Despi-o. Deitei-o no caminho da estrada abandonada. Posição de homem
ritruviano. Fixei firmemente as estacas. Uma em cada extremidade da figura.
Ligeiramente inclinadas para fora. Com cada pedaço do grosso sisal dei três voltas
nas extremidades e as prendi firmemente nas estacas. Apliquei uma injeção de
adrenalina. Acordou imediatamente. Com um sorriso no rosto, misto de lascívia e
loucura, tirei do bolso traseiro uma pequena faca de aço carbono.
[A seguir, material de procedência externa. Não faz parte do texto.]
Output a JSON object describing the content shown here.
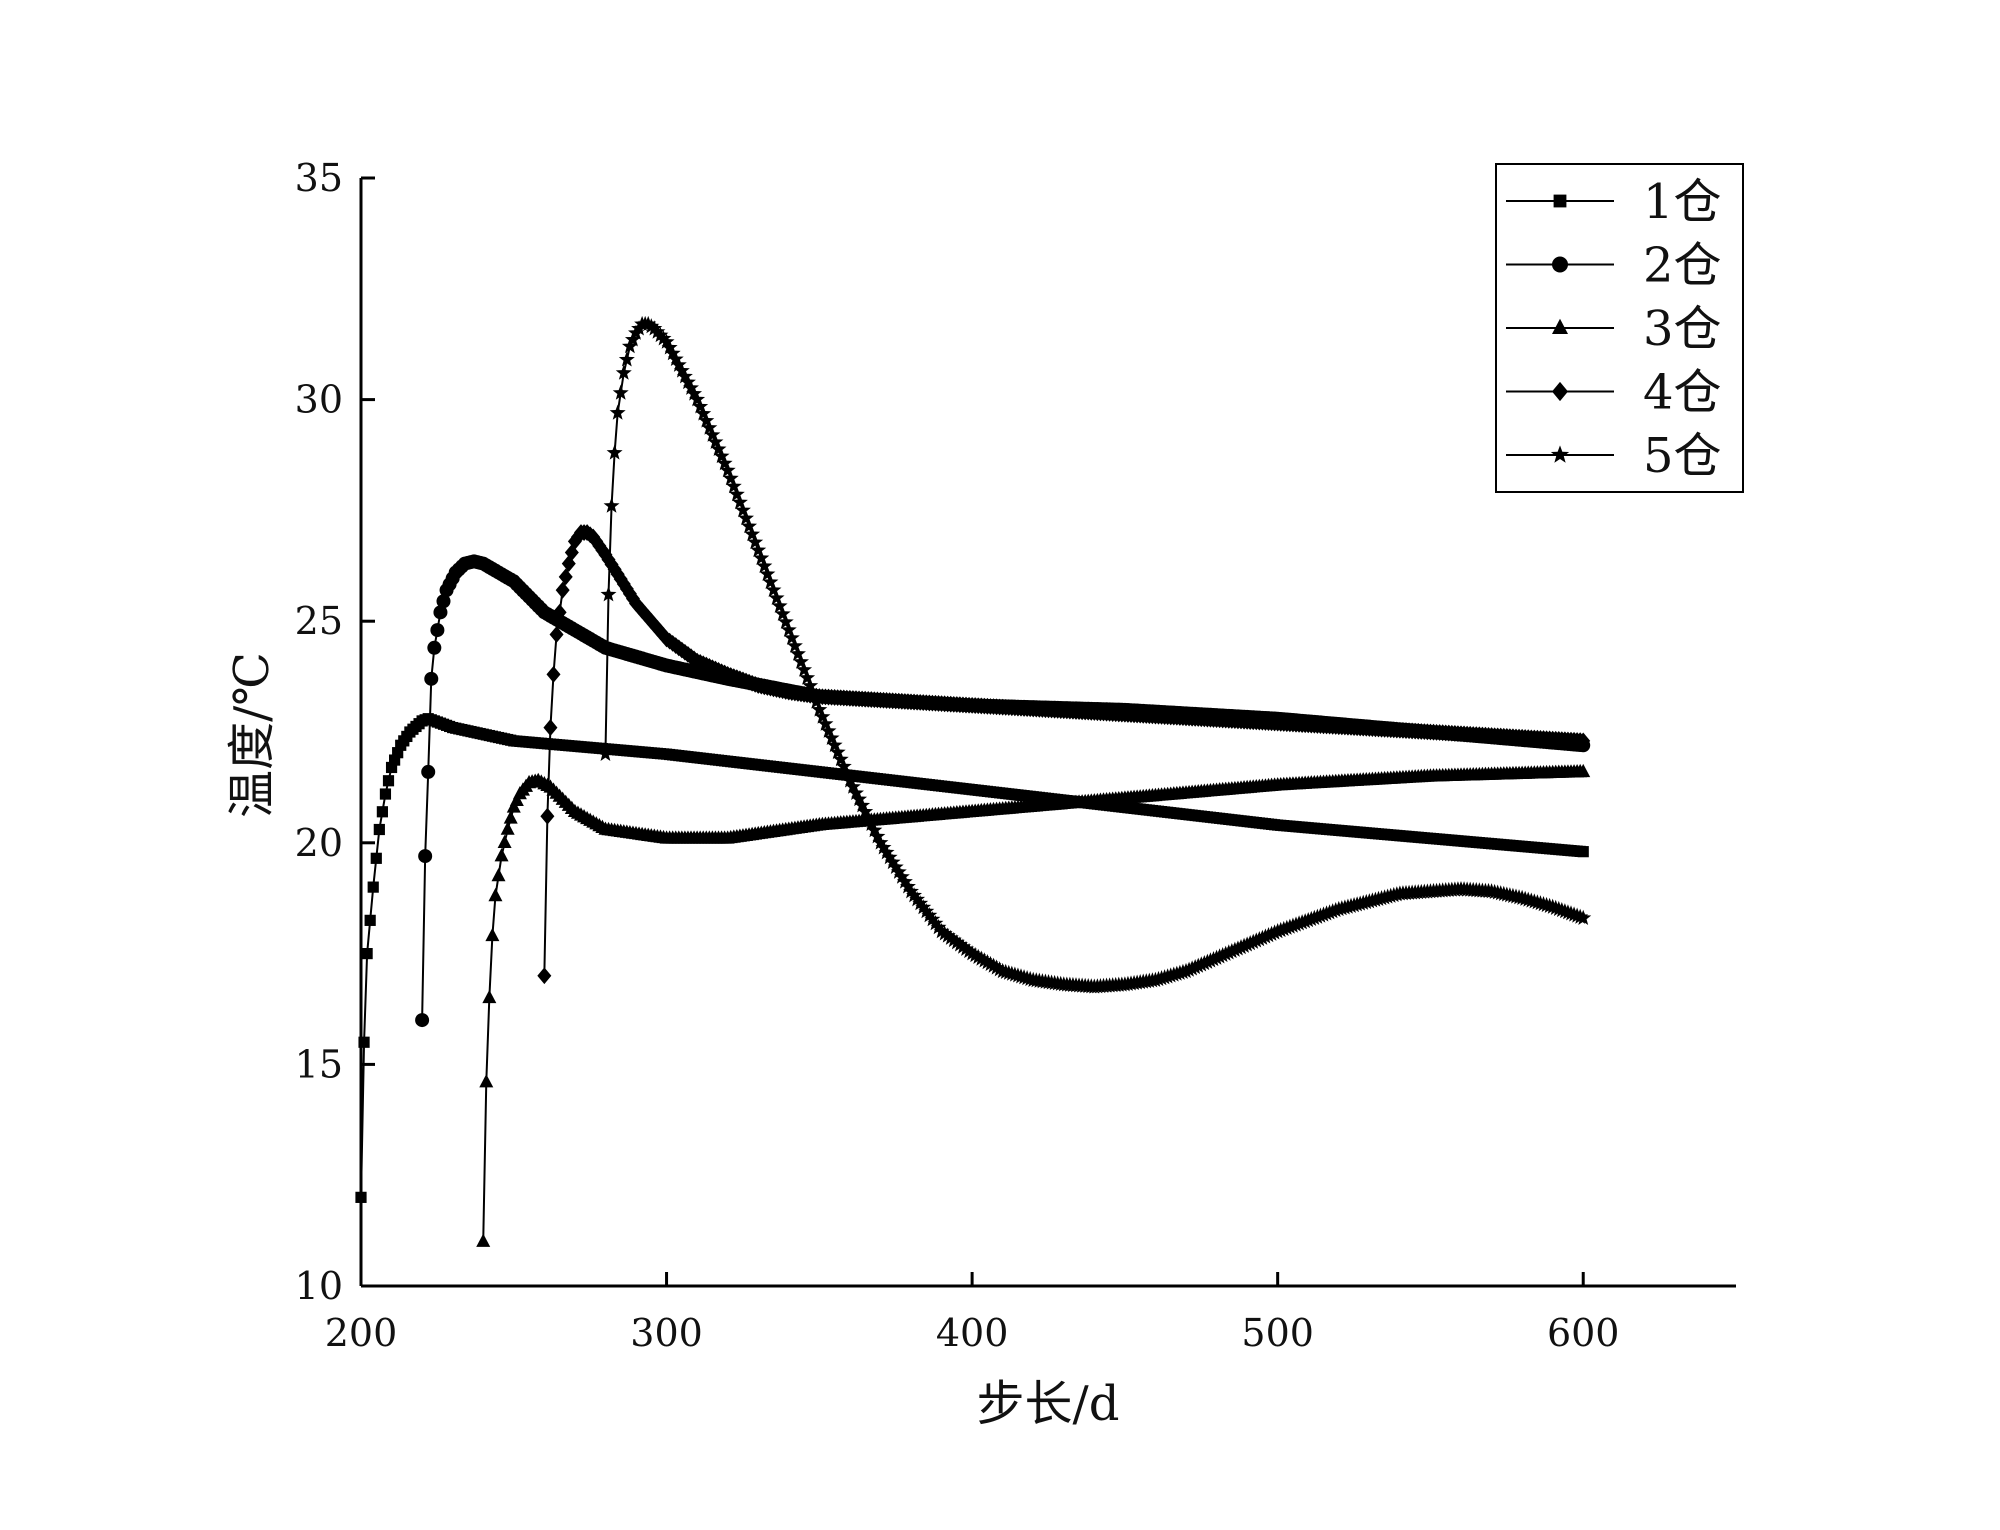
{
  "chart_data": {
    "type": "line",
    "title": "",
    "xlabel": "步长/d",
    "ylabel": "温度/℃",
    "xlim": [
      200,
      650
    ],
    "ylim": [
      10,
      35
    ],
    "xticks": [
      200,
      300,
      400,
      500,
      600
    ],
    "yticks": [
      10,
      15,
      20,
      25,
      30,
      35
    ],
    "grid": false,
    "legend_position": "top-right",
    "series": [
      {
        "name": "1仓",
        "marker": "square",
        "x": [
          200,
          201,
          202,
          204,
          206,
          208,
          210,
          213,
          216,
          220,
          222,
          230,
          250,
          300,
          350,
          400,
          450,
          500,
          550,
          600
        ],
        "y": [
          12.0,
          15.5,
          17.5,
          19.0,
          20.3,
          21.1,
          21.7,
          22.2,
          22.5,
          22.75,
          22.8,
          22.6,
          22.3,
          22.0,
          21.6,
          21.2,
          20.8,
          20.4,
          20.1,
          19.8
        ]
      },
      {
        "name": "2仓",
        "marker": "circle",
        "x": [
          220,
          221,
          222,
          223,
          224,
          226,
          228,
          231,
          234,
          237,
          240,
          250,
          260,
          280,
          300,
          320,
          350,
          400,
          450,
          500,
          550,
          600
        ],
        "y": [
          16.0,
          19.7,
          21.6,
          23.7,
          24.4,
          25.2,
          25.7,
          26.1,
          26.3,
          26.35,
          26.3,
          25.9,
          25.2,
          24.4,
          24.0,
          23.7,
          23.3,
          23.1,
          23.0,
          22.8,
          22.5,
          22.2
        ]
      },
      {
        "name": "3仓",
        "marker": "triangle",
        "x": [
          240,
          241,
          242,
          243,
          244,
          246,
          248,
          250,
          252,
          255,
          258,
          262,
          270,
          280,
          300,
          320,
          350,
          400,
          450,
          500,
          550,
          600
        ],
        "y": [
          11.0,
          14.6,
          16.5,
          17.9,
          18.8,
          19.7,
          20.3,
          20.8,
          21.1,
          21.35,
          21.4,
          21.25,
          20.7,
          20.3,
          20.1,
          20.1,
          20.4,
          20.7,
          21.0,
          21.3,
          21.5,
          21.6
        ]
      },
      {
        "name": "4仓",
        "marker": "diamond",
        "x": [
          260,
          261,
          262,
          263,
          264,
          266,
          268,
          270,
          272,
          274,
          276,
          280,
          290,
          300,
          310,
          320,
          330,
          340,
          350,
          400,
          450,
          500,
          550,
          600
        ],
        "y": [
          17.0,
          20.6,
          22.6,
          23.8,
          24.7,
          25.7,
          26.3,
          26.8,
          27.0,
          27.0,
          26.9,
          26.5,
          25.4,
          24.6,
          24.1,
          23.8,
          23.55,
          23.4,
          23.3,
          23.1,
          22.9,
          22.7,
          22.5,
          22.3
        ]
      },
      {
        "name": "5仓",
        "marker": "star",
        "x": [
          280,
          281,
          282,
          283,
          284,
          286,
          288,
          290,
          292,
          294,
          296,
          300,
          310,
          320,
          330,
          340,
          350,
          360,
          370,
          380,
          390,
          400,
          410,
          420,
          430,
          440,
          450,
          460,
          470,
          480,
          500,
          520,
          540,
          560,
          570,
          580,
          590,
          600
        ],
        "y": [
          22.0,
          25.6,
          27.6,
          28.8,
          29.7,
          30.6,
          31.2,
          31.5,
          31.7,
          31.7,
          31.6,
          31.3,
          30.0,
          28.4,
          26.6,
          24.8,
          23.0,
          21.4,
          20.0,
          18.9,
          18.0,
          17.5,
          17.1,
          16.9,
          16.8,
          16.75,
          16.8,
          16.9,
          17.1,
          17.4,
          18.0,
          18.5,
          18.85,
          18.95,
          18.9,
          18.75,
          18.55,
          18.3
        ]
      }
    ]
  }
}
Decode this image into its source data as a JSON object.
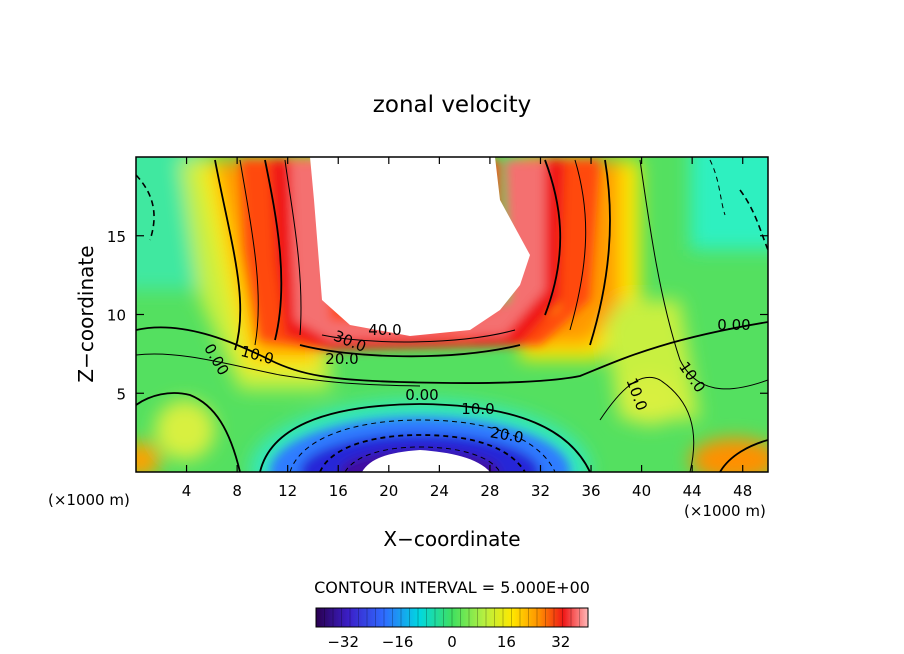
{
  "chart_data": {
    "type": "contour",
    "title": "zonal velocity",
    "xlabel": "X−coordinate",
    "ylabel": "Z−coordinate",
    "x_unit_left": "(×1000 m)",
    "x_unit_right": "(×1000 m)",
    "xlim": [
      0,
      50
    ],
    "ylim": [
      0,
      20
    ],
    "x_ticks": [
      4,
      8,
      12,
      16,
      20,
      24,
      28,
      32,
      36,
      40,
      44,
      48
    ],
    "x_tick_labels": [
      "4",
      "8",
      "12",
      "16",
      "20",
      "24",
      "28",
      "32",
      "36",
      "40",
      "44",
      "48"
    ],
    "y_ticks": [
      5,
      10,
      15
    ],
    "y_tick_labels": [
      "5",
      "10",
      "15"
    ],
    "contour_interval_text": "CONTOUR INTERVAL = 5.000E+00",
    "contour_interval": 5.0,
    "contour_labels": [
      "40.0",
      "30.0",
      "20.0",
      "10.0",
      "0.00",
      "0.00",
      "10.0",
      "20.0",
      "0.00",
      "10.0",
      "10.0"
    ],
    "features": [
      {
        "kind": "max",
        "x": 27,
        "y": 16,
        "value_gt": 40
      },
      {
        "kind": "min",
        "x": 22,
        "y": 1,
        "value_lt": -36
      }
    ],
    "colorbar": {
      "range": [
        -40,
        40
      ],
      "tick_values": [
        -32,
        -16,
        0,
        16,
        32
      ],
      "tick_labels": [
        "−32",
        "−16",
        "0",
        "16",
        "32"
      ]
    }
  }
}
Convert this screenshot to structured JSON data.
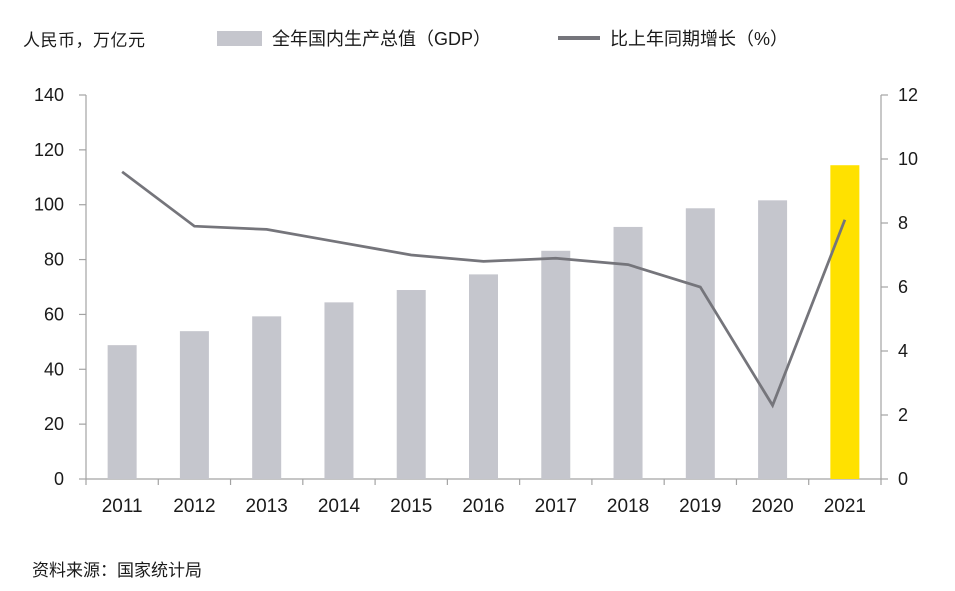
{
  "header": {
    "unit_label": "人民币，万亿元",
    "legend": [
      {
        "label": "全年国内生产总值（GDP）",
        "swatch": "bar-swatch-icon",
        "color": "#C5C6CD"
      },
      {
        "label": "比上年同期增长（%）",
        "swatch": "line-swatch-icon",
        "color": "#75757B"
      }
    ]
  },
  "footer": {
    "source": "资料来源：国家统计局"
  },
  "colors": {
    "bar": "#C5C6CD",
    "bar_highlight": "#FFE100",
    "line": "#75757B",
    "axis": "#A3A3A3",
    "text": "#1A1A1A",
    "background": "#FFFFFF"
  },
  "chart_data": {
    "type": "bar",
    "subtype": "bar+line combo, dual axis",
    "title": "",
    "categories": [
      "2011",
      "2012",
      "2013",
      "2014",
      "2015",
      "2016",
      "2017",
      "2018",
      "2019",
      "2020",
      "2021"
    ],
    "series": [
      {
        "name": "全年国内生产总值（GDP）",
        "type": "bar",
        "axis": "left",
        "values": [
          48.8,
          53.9,
          59.3,
          64.4,
          68.9,
          74.6,
          83.2,
          91.9,
          98.7,
          101.6,
          114.4
        ],
        "color": "#C5C6CD",
        "highlight_index": 10,
        "highlight_color": "#FFE100"
      },
      {
        "name": "比上年同期增长（%）",
        "type": "line",
        "axis": "right",
        "values": [
          9.6,
          7.9,
          7.8,
          7.4,
          7.0,
          6.8,
          6.9,
          6.7,
          6.0,
          2.3,
          8.1
        ],
        "color": "#75757B"
      }
    ],
    "left_axis": {
      "label": "人民币，万亿元",
      "range": [
        0,
        140
      ],
      "ticks": [
        0,
        20,
        40,
        60,
        80,
        100,
        120,
        140
      ]
    },
    "right_axis": {
      "label": "%",
      "range": [
        0,
        12
      ],
      "ticks": [
        0,
        2,
        4,
        6,
        8,
        10,
        12
      ]
    },
    "grid": false,
    "legend_position": "top"
  }
}
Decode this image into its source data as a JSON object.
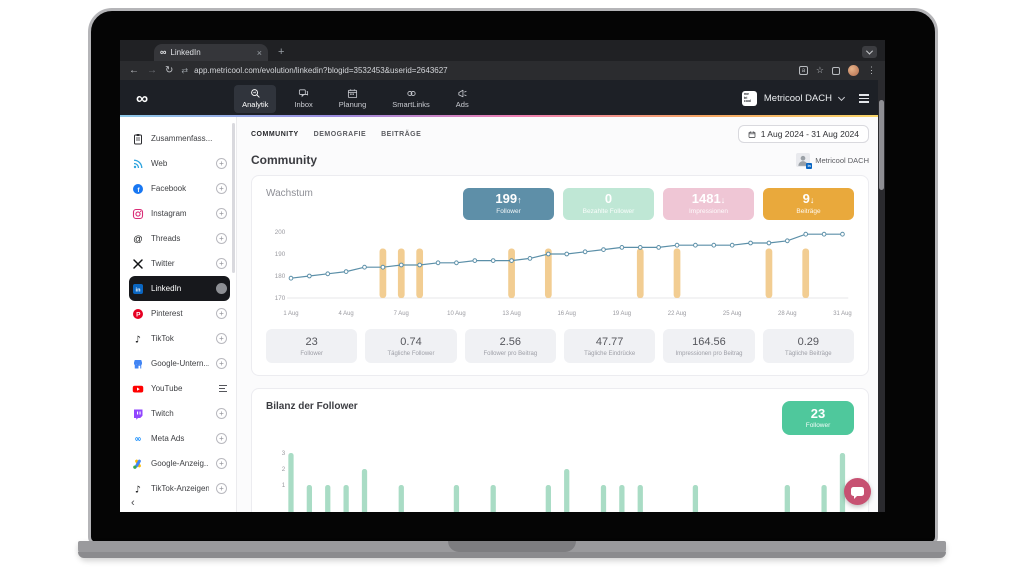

Afiada
cirurgicamente. Cuidadosamente, separei o pau, o saco, a carne peluda que
recobre o púbis, como um troféu. Cauterizei com a barra quente. O garoto entrou
em choque. (Sai do clima pesado, banalizando, comenta animadamente) Afinal, o
objetivo não era que ele se esvaísse em sangue, eu queria, queria muito que ele
visse tudo. (Voltando gradativamente à solenidade inicial) Chupei a cabeça do pau
dele. Tinha um formato estranho, alongado demais, quase metade do tamanho
do pau. Arranquei-a com os dentes, mastiguei, engoli. O restante, joguei dentro
do saco de estopa. Desmaiou.

Fui considerado insano, inimputável.